Mais elle déplore « le grand flou » entourant les réelles intentions du gouvernement, faute de texte tangible sur lequel discuter, contrairement à ce qu’aurait permis une véritable négociation interprofessionnelle.
Décryptage des principales mesures et positions de la CFE-CGC :
Accord de branche et d’entreprise : le texte ouvre la possibilité de définir les conditions où un accord d’entreprise peut déroger à l’accord de branche, y compris dans certains domaines réservés à la branche. Jusqu’alors, cette dernière prédomine dans 6 domaines : salaires minimums, classifications, protection sociale complémentaire, formation, égalité professionnelle hommes- femmes et pénibilité.
La position de la CFE-CGC : le projet de loi va plus loin que la loi El Khomri d’août 2016 et finit d’imposer l’accord d’entreprise comme norme de référence.
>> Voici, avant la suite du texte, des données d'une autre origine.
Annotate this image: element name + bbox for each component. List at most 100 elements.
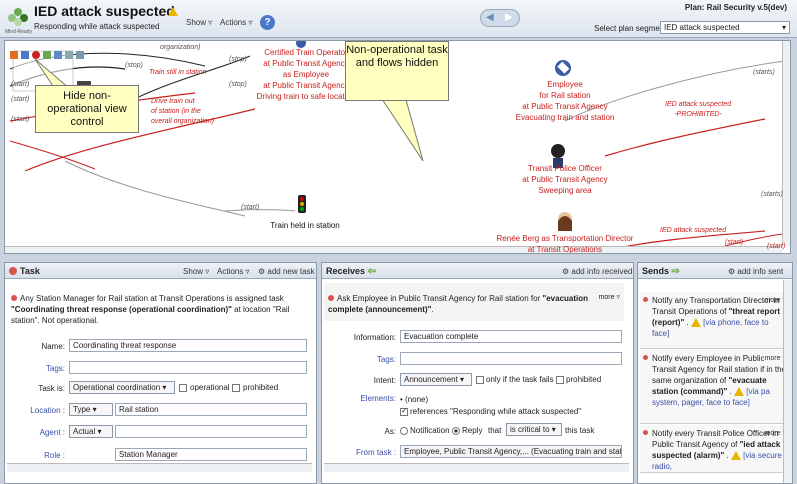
that-label: that: [488, 426, 502, 435]
map-vertical-scrollbar[interactable]: [782, 41, 790, 246]
sends-panel: Sends ⇨ ⚙ add info sent more ▿ Notify an…: [637, 262, 793, 484]
flow-label: (start): [11, 96, 30, 103]
flow-label: (starts): [761, 191, 783, 198]
prohibited-checkbox[interactable]: [232, 384, 240, 392]
callout-right: Non-operational task and flows hidden: [345, 41, 449, 101]
intent-select[interactable]: Announcement ▾: [400, 373, 472, 386]
task-tags-input[interactable]: [69, 361, 307, 374]
role-input[interactable]: Station Manager: [115, 448, 307, 461]
notification-label: Notification: [410, 426, 450, 435]
task-panel: Task Show ▿ Actions ▿ ⚙ add new task Any…: [4, 262, 317, 484]
reply-label: Reply: [462, 426, 483, 435]
notification-radio[interactable]: [400, 427, 408, 435]
references-label: references "Responding while attack susp…: [410, 407, 582, 416]
add-info-received-link[interactable]: ⚙ add info received: [562, 267, 632, 276]
task-actions-menu[interactable]: Actions ▿: [217, 267, 249, 276]
information-input[interactable]: Evacuation complete: [400, 330, 622, 343]
task-icon: [9, 267, 17, 275]
add-new-task-link[interactable]: ⚙ add new task: [258, 267, 315, 276]
warning-icon: [168, 7, 178, 16]
view-icon[interactable]: [21, 51, 29, 59]
this-task-label: this task: [565, 426, 595, 435]
receives-title: Receives: [326, 266, 366, 276]
view-icon[interactable]: [43, 51, 51, 59]
task-scrollbar[interactable]: [7, 463, 312, 472]
flow-label: (start): [767, 243, 786, 250]
location-label: Location :: [30, 406, 65, 415]
view-icon[interactable]: [32, 51, 40, 59]
operational-checkbox[interactable]: [179, 384, 187, 392]
history-nav: ◀ ▶: [480, 9, 520, 27]
segment-label: Select plan segment:: [594, 24, 669, 33]
flow-label: Train still in station: [149, 69, 207, 76]
task-category-select[interactable]: Operational coordination ▾: [69, 381, 175, 394]
back-arrow-icon[interactable]: ◀: [486, 12, 494, 23]
flow-label: (stop): [229, 81, 247, 88]
view-icon[interactable]: [65, 51, 73, 59]
elements-label: Elements:: [360, 394, 396, 403]
page-title: IED attack suspected: [34, 3, 175, 19]
agent-label: Agent :: [39, 428, 65, 437]
only-if-fails-checkbox[interactable]: [476, 376, 484, 384]
segment-select[interactable]: IED attack suspected ▾: [660, 21, 790, 34]
plan-map[interactable]: Certified Train Operator at Public Trans…: [4, 40, 791, 254]
show-menu[interactable]: Show ▿: [186, 18, 212, 27]
location-type-select[interactable]: Type ▾: [69, 403, 113, 416]
sent-flow-item[interactable]: more ▿ Notify every Transit Police Offic…: [640, 425, 790, 473]
role-label: Role :: [44, 451, 65, 460]
train-held-node[interactable]: Train held in station: [255, 220, 355, 231]
prohibited-label: prohibited: [243, 383, 279, 392]
agent-type-select[interactable]: Actual ▾: [69, 425, 113, 438]
from-task-input[interactable]: Employee, Public Transit Agency,... (Eva…: [400, 445, 622, 458]
sends-scrollbar[interactable]: [783, 280, 792, 483]
task-show-menu[interactable]: Show ▿: [183, 267, 209, 276]
agent-input[interactable]: [115, 425, 307, 438]
employee-node[interactable]: Employee for Rail station at Public Tran…: [495, 79, 635, 123]
receives-scrollbar[interactable]: [324, 463, 629, 472]
flow-label: (stop): [229, 56, 247, 63]
renee-node[interactable]: Renée Berg as Transportation Director at…: [475, 233, 655, 253]
task-description: Any Station Manager for Rail station at …: [11, 294, 290, 325]
criticality-select[interactable]: is critical to ▾: [506, 423, 562, 436]
view-icon[interactable]: [54, 51, 62, 59]
actions-menu[interactable]: Actions ▿: [220, 18, 252, 27]
flow-label: (start): [11, 116, 30, 123]
flow-label: (starts): [753, 69, 775, 76]
add-info-sent-link[interactable]: ⚙ add info sent: [728, 267, 783, 276]
only-if-fails-label: only if the task fails: [486, 375, 554, 384]
elements-none: • (none): [400, 395, 429, 404]
flow-label: (start): [725, 239, 744, 246]
sent-flow-item[interactable]: more ▿ Notify every Employee in Public T…: [640, 350, 790, 424]
sends-panel-header: Sends ⇨ ⚙ add info sent: [638, 263, 792, 279]
flow-label: Drive train out of station (in the overa…: [151, 98, 215, 125]
location-input[interactable]: Rail station: [115, 403, 307, 416]
logo-text: Mind-Ready: [5, 29, 32, 35]
as-label: As:: [384, 427, 396, 436]
help-icon[interactable]: ?: [260, 15, 275, 30]
received-more-menu[interactable]: more ▿: [599, 293, 620, 301]
flow-label: IED attack suspected -PROHIBITED-: [665, 101, 732, 118]
map-horizontal-scrollbar[interactable]: [5, 246, 782, 253]
police-node[interactable]: Transit Police Officer at Public Transit…: [495, 163, 635, 196]
received-prohibited-label: prohibited: [566, 375, 602, 384]
app-logo-icon: [8, 8, 28, 26]
reply-radio[interactable]: [452, 427, 460, 435]
hide-nonoperational-icon[interactable]: [10, 51, 18, 59]
view-icon[interactable]: [76, 51, 84, 59]
received-prohibited-checkbox[interactable]: [556, 376, 564, 384]
sends-title: Sends: [642, 266, 670, 276]
tags-label: Tags:: [45, 364, 65, 373]
task-name-input[interactable]: Coordinating threat response: [69, 339, 307, 352]
intent-label: Intent:: [373, 376, 396, 385]
received-tags-label: Tags:: [376, 355, 396, 364]
forward-arrow-icon[interactable]: ▶: [505, 12, 513, 23]
received-flow-item[interactable]: Ask Employee in Public Transit Agency fo…: [324, 283, 624, 321]
green-arrow-right-icon: ⇨: [671, 266, 680, 277]
references-checkbox[interactable]: [400, 406, 408, 416]
received-description: Ask Employee in Public Transit Agency fo…: [328, 294, 589, 314]
information-label: Information:: [353, 333, 396, 342]
callout-pointer-right: [379, 96, 424, 162]
flow-label: organization): [160, 44, 201, 51]
sent-flow-item[interactable]: more ▿ Notify any Transportation Directo…: [640, 292, 790, 349]
received-tags-input[interactable]: [400, 352, 622, 365]
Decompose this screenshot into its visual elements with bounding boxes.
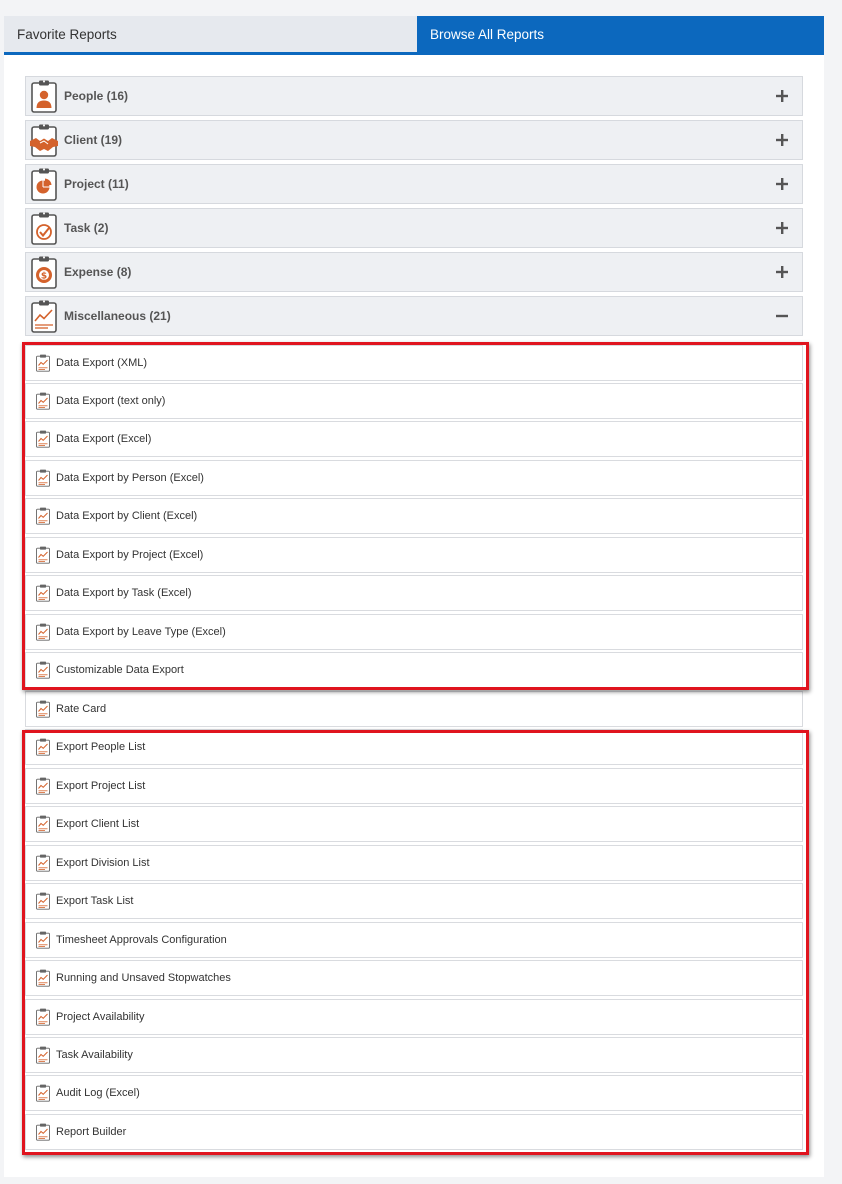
- report-item-label: Rate Card: [56, 703, 107, 715]
- report-clipboard-icon: [35, 392, 51, 410]
- report-clipboard-icon: [35, 854, 51, 872]
- report-item-label: Export Project List: [56, 780, 146, 792]
- report-item[interactable]: Report Builder: [25, 1114, 803, 1150]
- report-item[interactable]: Export Division List: [25, 845, 803, 881]
- report-clipboard-icon: [35, 546, 51, 564]
- report-item[interactable]: Data Export (Excel): [25, 421, 803, 457]
- report-clipboard-icon: [35, 584, 51, 602]
- report-item-label: Export Task List: [56, 895, 134, 907]
- report-item[interactable]: Export Project List: [25, 768, 803, 804]
- tab-favorite-reports-label: Favorite Reports: [17, 26, 117, 42]
- tab-browse-all-reports[interactable]: Browse All Reports: [417, 16, 824, 52]
- handshake-clipboard-icon: [30, 123, 58, 157]
- report-clipboard-icon: [35, 1123, 51, 1141]
- report-clipboard-icon: [35, 1008, 51, 1026]
- report-item-label: Data Export by Project (Excel): [56, 549, 204, 561]
- report-item[interactable]: Data Export by Person (Excel): [25, 460, 803, 496]
- report-item-label: Export Client List: [56, 818, 140, 830]
- report-item-label: Customizable Data Export: [56, 664, 184, 676]
- report-item[interactable]: Export Client List: [25, 806, 803, 842]
- report-clipboard-icon: [35, 430, 51, 448]
- tab-browse-all-reports-label: Browse All Reports: [430, 26, 545, 42]
- category-miscellaneous[interactable]: Miscellaneous (21): [25, 296, 803, 336]
- report-item[interactable]: Project Availability: [25, 999, 803, 1035]
- report-tabs: Favorite Reports Browse All Reports: [4, 16, 824, 52]
- report-item[interactable]: Timesheet Approvals Configuration: [25, 922, 803, 958]
- report-item[interactable]: Data Export by Task (Excel): [25, 575, 803, 611]
- report-clipboard-icon: [35, 700, 51, 718]
- report-item-label: Data Export by Client (Excel): [56, 510, 198, 522]
- report-item-label: Data Export by Task (Excel): [56, 587, 192, 599]
- report-clipboard-icon: [35, 1084, 51, 1102]
- minus-icon[interactable]: [772, 306, 792, 326]
- line-chart-clipboard-icon: [29, 299, 59, 333]
- report-item-label: Export People List: [56, 741, 146, 753]
- person-clipboard-icon: [29, 79, 59, 113]
- report-item[interactable]: Data Export by Client (Excel): [25, 498, 803, 534]
- plus-icon[interactable]: [772, 218, 792, 238]
- report-item[interactable]: Audit Log (Excel): [25, 1075, 803, 1111]
- report-item-label: Report Builder: [56, 1126, 127, 1138]
- category-project-label: Project (11): [64, 177, 129, 191]
- report-item[interactable]: Running and Unsaved Stopwatches: [25, 960, 803, 996]
- category-expense-label: Expense (8): [64, 265, 132, 279]
- report-clipboard-icon: [35, 507, 51, 525]
- category-project[interactable]: Project (11): [25, 164, 803, 204]
- report-item-label: Data Export (text only): [56, 395, 166, 407]
- report-clipboard-icon: [35, 661, 51, 679]
- report-item-label: Data Export (XML): [56, 357, 148, 369]
- report-item[interactable]: Customizable Data Export: [25, 652, 803, 688]
- report-clipboard-icon: [35, 1046, 51, 1064]
- report-item[interactable]: Export People List: [25, 729, 803, 765]
- category-miscellaneous-label: Miscellaneous (21): [64, 309, 171, 323]
- plus-icon[interactable]: [772, 174, 792, 194]
- report-item[interactable]: Data Export by Leave Type (Excel): [25, 614, 803, 650]
- report-clipboard-icon: [35, 469, 51, 487]
- report-item-label: Data Export by Person (Excel): [56, 472, 204, 484]
- dollar-clipboard-icon: $: [29, 255, 59, 289]
- report-clipboard-icon: [35, 815, 51, 833]
- report-item[interactable]: Data Export (text only): [25, 383, 803, 419]
- checkmark-clipboard-icon: [29, 211, 59, 245]
- plus-icon[interactable]: [772, 262, 792, 282]
- report-item[interactable]: Export Task List: [25, 883, 803, 919]
- report-item[interactable]: Data Export by Project (Excel): [25, 537, 803, 573]
- report-clipboard-icon: [35, 931, 51, 949]
- report-clipboard-icon: [35, 623, 51, 641]
- report-item[interactable]: Data Export (XML): [25, 345, 803, 381]
- pie-chart-clipboard-icon: [29, 167, 59, 201]
- report-clipboard-icon: [35, 892, 51, 910]
- report-item-label: Running and Unsaved Stopwatches: [56, 972, 231, 984]
- report-item-label: Audit Log (Excel): [56, 1087, 140, 1099]
- category-task-label: Task (2): [64, 221, 109, 235]
- category-people-label: People (16): [64, 89, 129, 103]
- report-item-label: Data Export by Leave Type (Excel): [56, 626, 226, 638]
- category-task[interactable]: Task (2): [25, 208, 803, 248]
- report-item-label: Timesheet Approvals Configuration: [56, 934, 227, 946]
- report-clipboard-icon: [35, 354, 51, 372]
- report-clipboard-icon: [35, 738, 51, 756]
- category-expense[interactable]: $ Expense (8): [25, 252, 803, 292]
- report-clipboard-icon: [35, 969, 51, 987]
- report-item-label: Data Export (Excel): [56, 433, 152, 445]
- plus-icon[interactable]: [772, 86, 792, 106]
- category-client-label: Client (19): [64, 133, 123, 147]
- tab-favorite-reports[interactable]: Favorite Reports: [4, 16, 417, 52]
- category-people[interactable]: People (16): [25, 76, 803, 116]
- report-item-label: Project Availability: [56, 1011, 145, 1023]
- report-item[interactable]: Task Availability: [25, 1037, 803, 1073]
- report-item-label: Task Availability: [56, 1049, 133, 1061]
- svg-text:$: $: [41, 272, 47, 282]
- report-clipboard-icon: [35, 777, 51, 795]
- report-item[interactable]: Rate Card: [25, 691, 803, 727]
- plus-icon[interactable]: [772, 130, 792, 150]
- category-client[interactable]: Client (19): [25, 120, 803, 160]
- report-item-label: Export Division List: [56, 857, 150, 869]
Pour la CFE-CGC, l’accord de branche doit impérativement primer sur 3 sujets qui sont autant de lignes rouges absolues : – les rémunérations (salaires, primes…) – les classifications professionnelles-la prévoyance.
Contrat de travail : le texte affaiblit le contrat de travail et la capacité de résistance d’un salarié face à un accord collectif d’entreprise moins favorable ou modifiant son contrat de travail. Le projet de loi redéfinit le cadre des motifs de licenciement du salarié sans obligation de reclassement pour l’entreprise.
La position de la CFE-CGC : en l’état actuel du droit, la CFE-CGC s’oppose à la démarche du gouvernement. Sauf dans le cas d’un accord de maintien dans l’emploi (AME) avec un impact temporaire sur le contrat de travail assorti de garanties spécifiques.
Travail temporaire et CDI de chantier : la loi prévoit d’adapter par convention ou accord collectif de branche les dispositions sur les CDD et l’intérim : motifs de recours au CDD, durée, succession sur un même poste ou avec le même salarié… Le gouvernement souhaite par ailleurs favoriser l’utilisation du CDI dit de chantier conclu pour la durée d’un chantier par accord de branche.
La position de la CFE-CGC : le CDI actuel doit rester la forme contractuelle privilégiée pour les salariés. Sur le CDI de chantier, la CFE-CGC est contre sa généralisation car, au-delà des appellations marketing, il existe déjà sous une forme très proche avec le CDD à objet défini.
Conseil des prud’hommes : la loi prévoit la fixation d’un barème obligatoire des indemnités en cas de licenciement sans cause réelle et sérieuse en fonction notamment de l’ancienneté (sauf dans le cas des licenciements entachés par une faute grave de l’employeur) ; développement du recours à la conciliation prud’homale
La position de la CFE-CGC : la CFE-CGC s’est toujours fermement opposée au plafonnement des indemnités prud’homales qui remet en cause le fondement du droit du travail et fragilise les salariés. En revanche, la CFE-CGC approuve le développement du recours à la conciliation prud’homale.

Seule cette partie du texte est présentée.